I admit to struggling with how to think about this case. It makes me quite uncomfortable, as a minister, to think that the church can use the ministerial exception to wield such power over me when I seek to challenge its moral and legal authority. The issue of whistle-blowers on sexual abuse is just one of the most troubling cases Griffin brings to mind. She writes:
In Weishuhn v. Catholic Diocese of Lansing, for example, a case with a cert. petition currently pending before the Court, a Catholic elementary school teacher reported possible sexual abuse of a student’s friend to state authorities as required by Michigan law. Weishuhn was fired for not informing the school principal of her actions. In another case, a Catholic school principal was fired after complaining to the bishop that her priest-supervisor assaulted and battered her. The church successfully asserted that those teachers—who could never be ordained priests—were ministers whose claims could not be reviewed by secular courts. Cases of race and age discrimination, sexual harassment and hostile work environment, and disabilities discrimination and retaliation have met a similar fate. In such cases the ministerial exception protects discrimination instead of religious freedom.

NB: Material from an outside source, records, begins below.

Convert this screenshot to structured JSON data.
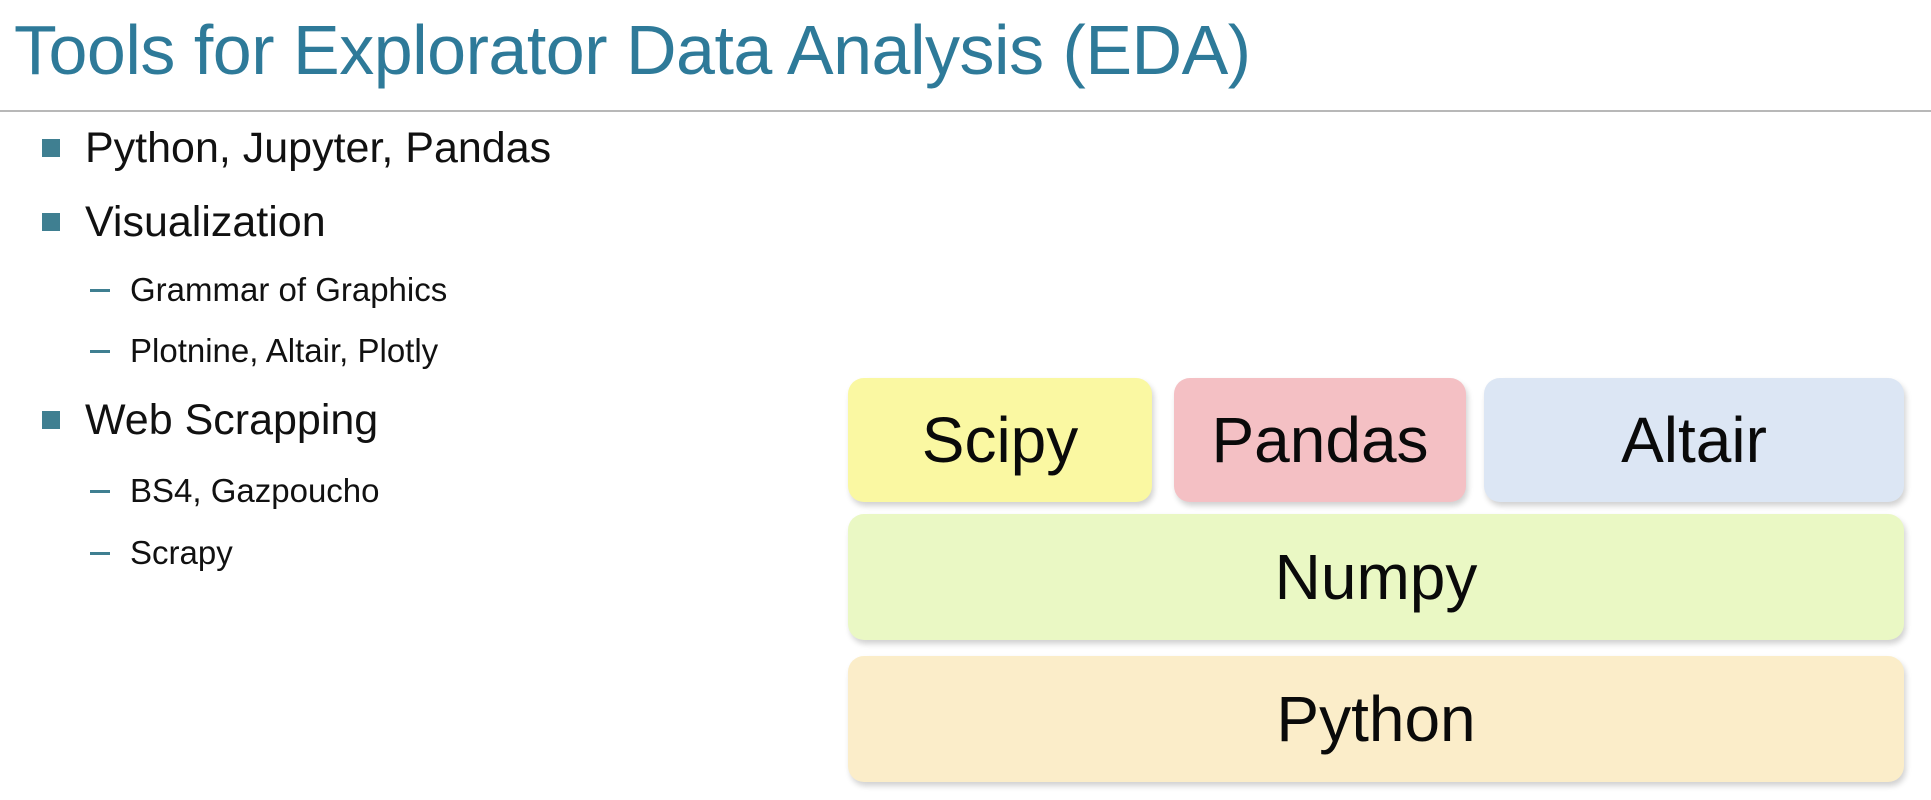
{
  "slide": {
    "title": "Tools for Explorator Data Analysis (EDA)",
    "bullets": {
      "b1": "Python, Jupyter, Pandas",
      "b2": "Visualization",
      "b2_1": "Grammar of Graphics",
      "b2_2": "Plotnine, Altair, Plotly",
      "b3": "Web Scrapping",
      "b3_1": "BS4, Gazpoucho",
      "b3_2": "Scrapy"
    },
    "stack": {
      "scipy": "Scipy",
      "pandas": "Pandas",
      "altair": "Altair",
      "numpy": "Numpy",
      "python": "Python"
    }
  },
  "colors": {
    "title": "#2e7a99",
    "bullet_marker": "#3f7f91",
    "scipy_box": "#faf8a2",
    "pandas_box": "#f4c0c4",
    "altair_box": "#dce6f4",
    "numpy_box": "#eaf8c4",
    "python_box": "#fbedc9"
  }
}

Can the church say to me that the only avenue I have is to take the matter to ecclesiastical courts, not to the court of law? This hasn't worked out so well, not in the Roman Catholic Church, nor in my own Episcopal Church. I guess I never realized that by getting ordained as a priest, I was risking being at the whim of a church that argues that it has complete autonomy in its realm, regardless of the injustices within. Was I simply naive about the power the state has granted to the church?
I'm inclined to think that the ministerial exception is a bad idea, and hope that there are other ways of dealing with the legitimate right for churches to choose their own ministers (e.g. the Catholic Church's limiting of the priesthood, the example that both Griffin and Sullivan suggest is wielding perhaps too much of an influence on the justices' thinking). I wonder what others here think.